License plate scanners help catch Sugar Land gunman

- It's business as usual in and around Sugar Land town center.

Well, almost.

"It's a bit weird this happened in Sugar Land." said shopper Mariah Bennet.

The "this" she's talking about happened on the night of July 12, when someone fired almost a dozen shots out of the window of a dark sedan driving through town center.

The bullets hit several buildings but, fortunately, no people.

Within hours police had arrested Jarrod Wilson in Missouri City.

"Absolutely we did get a break." Said Sugar Land Assistant Police Chief Eric Robins. 

Here's how they got that break: Witnesses gave police vehicle description and a time frame. Police located a picture of the vehicle captured by one of the half dozen or so license plate readers in the area. They ran the plate and viola -- they had an address.

"We'd love to have more cameras. It's a great tool for us, but  it's just one tool in our tool box. It's not going to solve every crime but we know the technology helps us,” said Robins.

The readers have another trick up their sleeves. Police can type in a specific plate and if the scanners detect it, they'll get a notification.

Sugar Land Police have had these for about five years and have sued them to solve over twenty major crimes.

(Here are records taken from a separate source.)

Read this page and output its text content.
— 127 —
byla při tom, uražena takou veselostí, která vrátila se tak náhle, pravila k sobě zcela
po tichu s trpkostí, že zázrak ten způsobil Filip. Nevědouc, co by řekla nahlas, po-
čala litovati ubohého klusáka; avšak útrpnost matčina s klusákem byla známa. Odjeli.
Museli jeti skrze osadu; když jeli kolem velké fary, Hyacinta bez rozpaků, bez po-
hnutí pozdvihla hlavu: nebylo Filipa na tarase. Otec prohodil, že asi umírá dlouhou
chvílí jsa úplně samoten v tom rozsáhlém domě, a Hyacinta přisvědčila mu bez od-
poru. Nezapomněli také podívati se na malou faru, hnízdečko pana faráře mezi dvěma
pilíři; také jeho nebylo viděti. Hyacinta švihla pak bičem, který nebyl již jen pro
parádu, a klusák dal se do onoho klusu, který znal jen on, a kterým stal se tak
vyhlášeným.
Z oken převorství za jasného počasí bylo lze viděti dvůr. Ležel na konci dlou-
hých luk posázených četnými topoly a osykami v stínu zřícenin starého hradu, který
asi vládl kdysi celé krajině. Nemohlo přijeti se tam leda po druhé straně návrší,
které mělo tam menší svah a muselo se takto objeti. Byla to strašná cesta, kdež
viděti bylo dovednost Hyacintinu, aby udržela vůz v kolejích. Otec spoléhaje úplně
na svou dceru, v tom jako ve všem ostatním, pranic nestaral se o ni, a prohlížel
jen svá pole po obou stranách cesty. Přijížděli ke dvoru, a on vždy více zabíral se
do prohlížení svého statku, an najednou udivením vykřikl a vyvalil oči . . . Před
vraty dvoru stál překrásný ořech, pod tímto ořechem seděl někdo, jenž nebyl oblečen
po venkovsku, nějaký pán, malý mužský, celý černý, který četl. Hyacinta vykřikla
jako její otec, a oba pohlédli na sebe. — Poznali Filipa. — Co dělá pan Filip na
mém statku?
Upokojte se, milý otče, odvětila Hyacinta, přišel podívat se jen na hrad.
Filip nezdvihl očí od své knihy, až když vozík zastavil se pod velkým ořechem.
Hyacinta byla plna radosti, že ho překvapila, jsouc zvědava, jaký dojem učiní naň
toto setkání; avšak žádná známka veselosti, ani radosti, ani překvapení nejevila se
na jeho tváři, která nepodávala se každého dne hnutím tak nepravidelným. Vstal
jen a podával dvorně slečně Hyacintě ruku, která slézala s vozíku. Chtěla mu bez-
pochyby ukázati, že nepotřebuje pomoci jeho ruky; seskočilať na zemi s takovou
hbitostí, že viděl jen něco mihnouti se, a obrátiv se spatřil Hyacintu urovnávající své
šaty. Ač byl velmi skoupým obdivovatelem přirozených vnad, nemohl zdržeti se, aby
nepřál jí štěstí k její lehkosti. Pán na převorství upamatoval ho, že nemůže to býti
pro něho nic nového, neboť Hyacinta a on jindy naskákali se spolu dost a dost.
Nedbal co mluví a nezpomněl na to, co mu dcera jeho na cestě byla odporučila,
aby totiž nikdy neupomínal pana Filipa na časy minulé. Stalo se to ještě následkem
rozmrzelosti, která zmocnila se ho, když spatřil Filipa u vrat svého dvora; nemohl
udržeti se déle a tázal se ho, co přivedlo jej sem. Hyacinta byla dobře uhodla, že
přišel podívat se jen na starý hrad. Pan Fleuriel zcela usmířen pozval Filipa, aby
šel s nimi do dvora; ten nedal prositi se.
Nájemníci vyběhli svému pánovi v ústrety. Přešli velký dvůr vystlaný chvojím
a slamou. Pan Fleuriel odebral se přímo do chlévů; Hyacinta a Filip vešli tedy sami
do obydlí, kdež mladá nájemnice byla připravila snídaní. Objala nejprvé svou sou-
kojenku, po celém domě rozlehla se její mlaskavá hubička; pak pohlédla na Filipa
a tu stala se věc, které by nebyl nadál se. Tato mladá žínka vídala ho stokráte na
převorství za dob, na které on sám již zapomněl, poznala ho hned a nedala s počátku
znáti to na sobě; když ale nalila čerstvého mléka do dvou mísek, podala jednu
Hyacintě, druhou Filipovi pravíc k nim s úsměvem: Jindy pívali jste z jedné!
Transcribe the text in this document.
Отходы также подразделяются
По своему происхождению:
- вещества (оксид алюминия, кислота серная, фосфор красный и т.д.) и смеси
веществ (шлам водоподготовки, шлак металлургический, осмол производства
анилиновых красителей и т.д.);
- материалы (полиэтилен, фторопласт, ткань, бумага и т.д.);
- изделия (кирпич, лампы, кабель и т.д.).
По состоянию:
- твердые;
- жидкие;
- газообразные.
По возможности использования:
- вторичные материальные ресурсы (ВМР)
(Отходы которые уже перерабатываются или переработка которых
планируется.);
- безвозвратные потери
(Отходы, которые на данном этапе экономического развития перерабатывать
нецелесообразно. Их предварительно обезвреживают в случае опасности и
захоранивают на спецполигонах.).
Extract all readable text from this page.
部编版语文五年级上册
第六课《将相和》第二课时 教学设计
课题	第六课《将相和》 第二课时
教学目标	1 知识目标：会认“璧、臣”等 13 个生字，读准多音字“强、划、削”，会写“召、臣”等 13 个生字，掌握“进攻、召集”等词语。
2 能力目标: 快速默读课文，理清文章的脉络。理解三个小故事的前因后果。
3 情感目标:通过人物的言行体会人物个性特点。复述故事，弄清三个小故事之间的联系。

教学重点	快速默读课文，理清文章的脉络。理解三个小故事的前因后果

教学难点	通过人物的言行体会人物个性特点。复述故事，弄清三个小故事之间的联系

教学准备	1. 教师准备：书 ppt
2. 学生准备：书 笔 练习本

At this point you might be thinking this is a little "Big Brothery."

For some people, no doubt it is.  After all, who wants their license plate scanned every time they pass through some intersections? But police say they only keep the data for thirty days and then it's purged.

Some shoppers in the area tell us they don't mind them at all.

“It's just here to keep us safe, and if you aren't doing anything wrong you don't have anything to worry about.”

Either way, they're here to stay. Police say they plan to ask city council for the money to buy even more of them.